Северная Аврора - Никитин Николай Николаевич 22 стр.


Неподалеку от Андрея разорвался снаряд, лошадь подпрыгнула, Андрей упал и потерял сознание.

Очнулся он ночью, на соломе, связанный по рукам и ногам. Неподалеку от него ярко горел большой ацетиленовый фонарь. Чужеземные солдаты в желтых расстегнутых мундирах ели консервы. Тут же стояла кадка с молоком, солдаты черпали его кружкой.

Заметив, что Андрей открыл глаза, высокий мордастый сержант отделился от группы солдат и подошел к пленному. Ткнув его в бедро тупым носком тяжелого ботинка, он насмешливо сказал:

– Алло, боло?… Еще дышишь?

Андрей дернулся всем телом, пытаясь вскочить, но ему удалось лишь сесть, и это рассмешило окружавших его солдат.

Он застонал и стиснул зубы.

"Где я? – с ужасом подумал Андрей. – На каком берегу? Обошли нас? Разбили? Что будет дальше? Как кончился бой? Что же теперь будет?"

От боли, пронзившей вдруг все тело, у него закружилась голова, он повалился на спину. Мордастый сержант снова пихнул его ботинком в бок.

– Попался, боло…

Молодой черноволосый парень без мундира, в пестрых подтяжках, игравший на губной гармошке, поднял голову и, с неприязнью посмотрев на сержанта, резко сказал ему что-то. Сержант зло ответил. Они стали переругиваться. Сержант вдруг нагнулся к Андрею, коротким, боксерским ударом ткнул его в подбородок и отскочил на полшага, точно любуясь судорогой, которая пробежала по лицу пленного.

Солдат в пестрых подтяжках вскочил и закричал на сержанта, размахивая своей маленькой блестящей гармоникой.

Но Андрей уже не слышал этого: он опять потерял сознание.

Окончательно пришел в себя он только через несколько часов. Теперь Латкин находился в темном трюме баржи, среди нескольких десятков таких же пленных красноармейцев, как и он. Некоторые из них были ранены. Никто не оказывал им никакой медицинской помощи, и они разрывали на бинты свои рубашки.

День сменялся ночью, на смену ночи опять приходил день. Вот все, что запомнилось Андрею в этом страшном путешествии. От товарищей, попавших в плен позже, он узнал, что интервенты в конце концов были выбиты с нашего берега. Тут же ему рассказали о смерти Павлина Виноградова. Валерий был жив. Все эти известия, радостные и горькие, Андрей воспринимал сейчас с тупым безразличием. Мысли мешались у него в голове. Красноармейцев почти не кормили.

Когда на пятый день пленных выгрузили в Архангельске и отвели в тюрьму, Андрей еле держался на ногах.

Первым в тюремную канцелярию вызвали почему-то именно его.

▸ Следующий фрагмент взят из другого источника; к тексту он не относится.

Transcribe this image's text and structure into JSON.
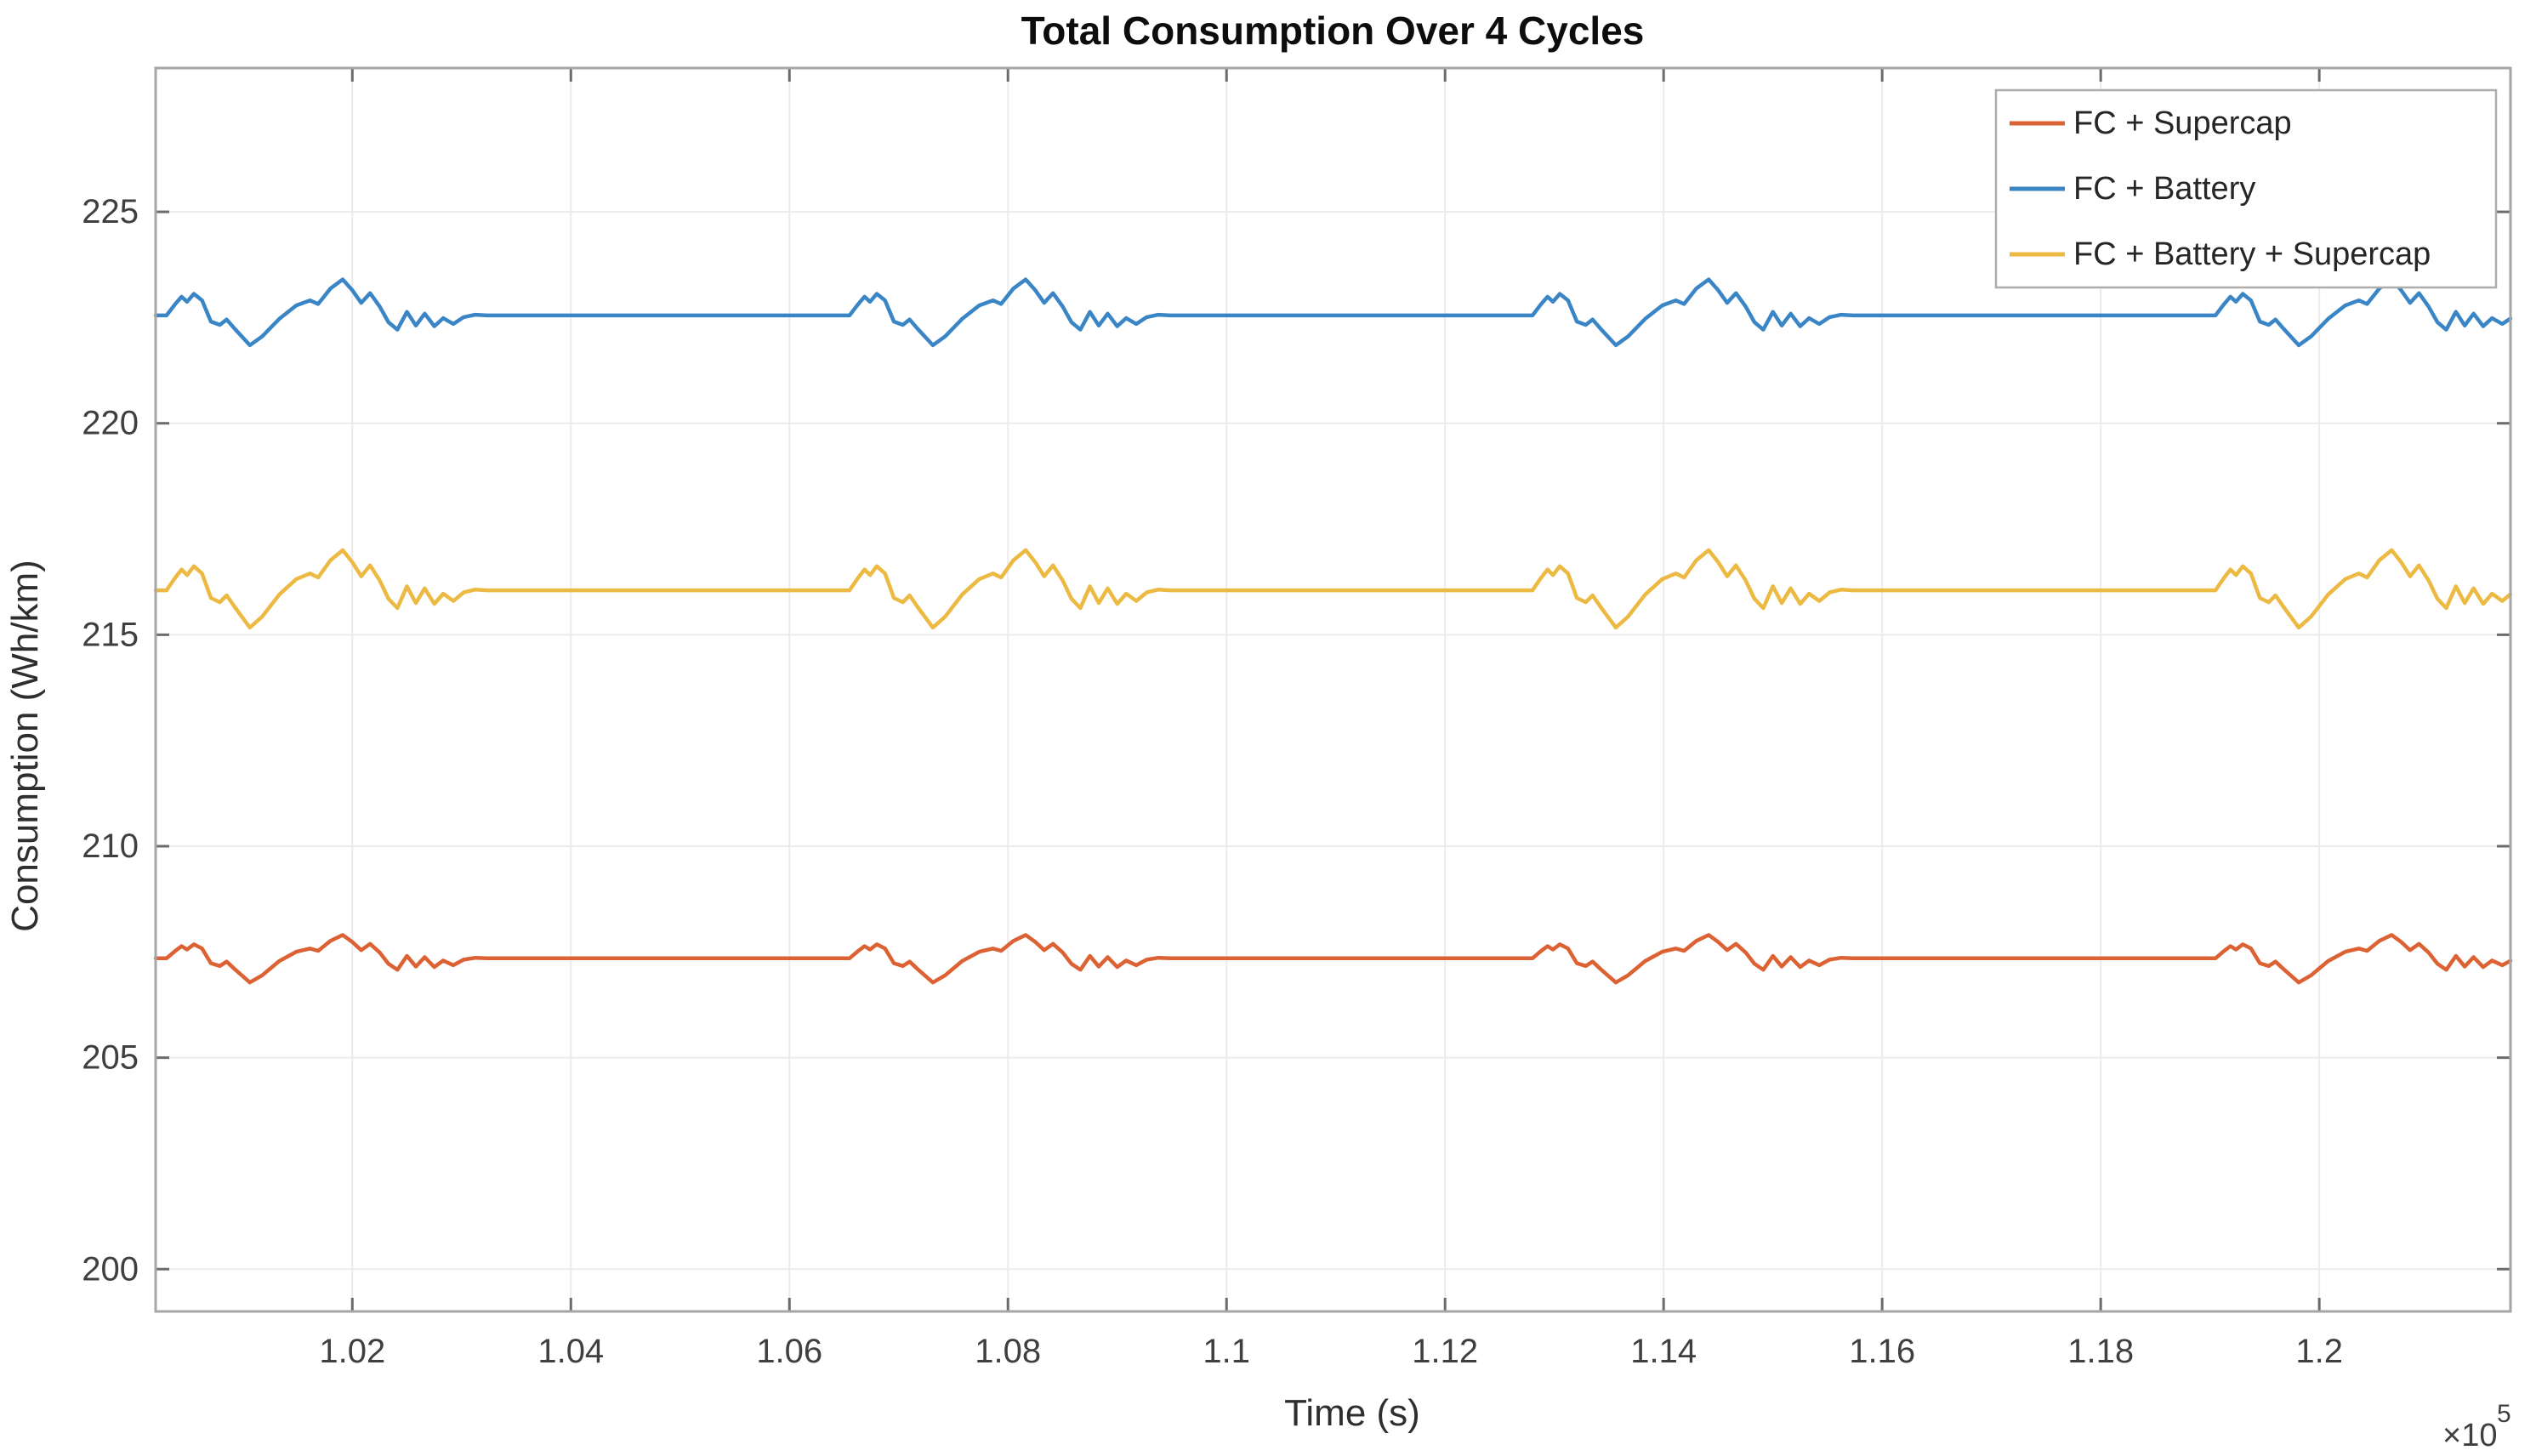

В канцелярии за письменным столом сидело несколько офицеров. Один из них, белогвардеец, вел допрос. Двое иностранных офицеров молча слушали. В стороне от них на деревянном диване, дымя сигаретой, сидел американский офицер.

Давать какие бы то ни было военные сведения Андрей наотрез отказался.

– Вы комиссар? – через переводчика спросил американец, которого все называли господином Ларри.

– Нет, – ответил Андрей.

– Лжете… В Усть-Важском в контрразведке имеются ваши документы: штабное удостоверение, студенческий билет. Шестого сентября вы случайно спаслись из рук наших разведчиков. Но уже через два дня вы опять попали в плен. Не скрывайте правды! Нам все известно.

Вид Ларри, его голос, его плотно сжатые злые губы – все внушало Андрею отвращение. От усталости у него мутилось в глазах. Затем он почувствовал капли холодного пота на лбу.

– Итак, вы не комиссар? – иронически переспросил его Ларри. – Разве у большевиков так много образованных людей?

– Образование не имеет значения. Звание комиссара надо заслужить.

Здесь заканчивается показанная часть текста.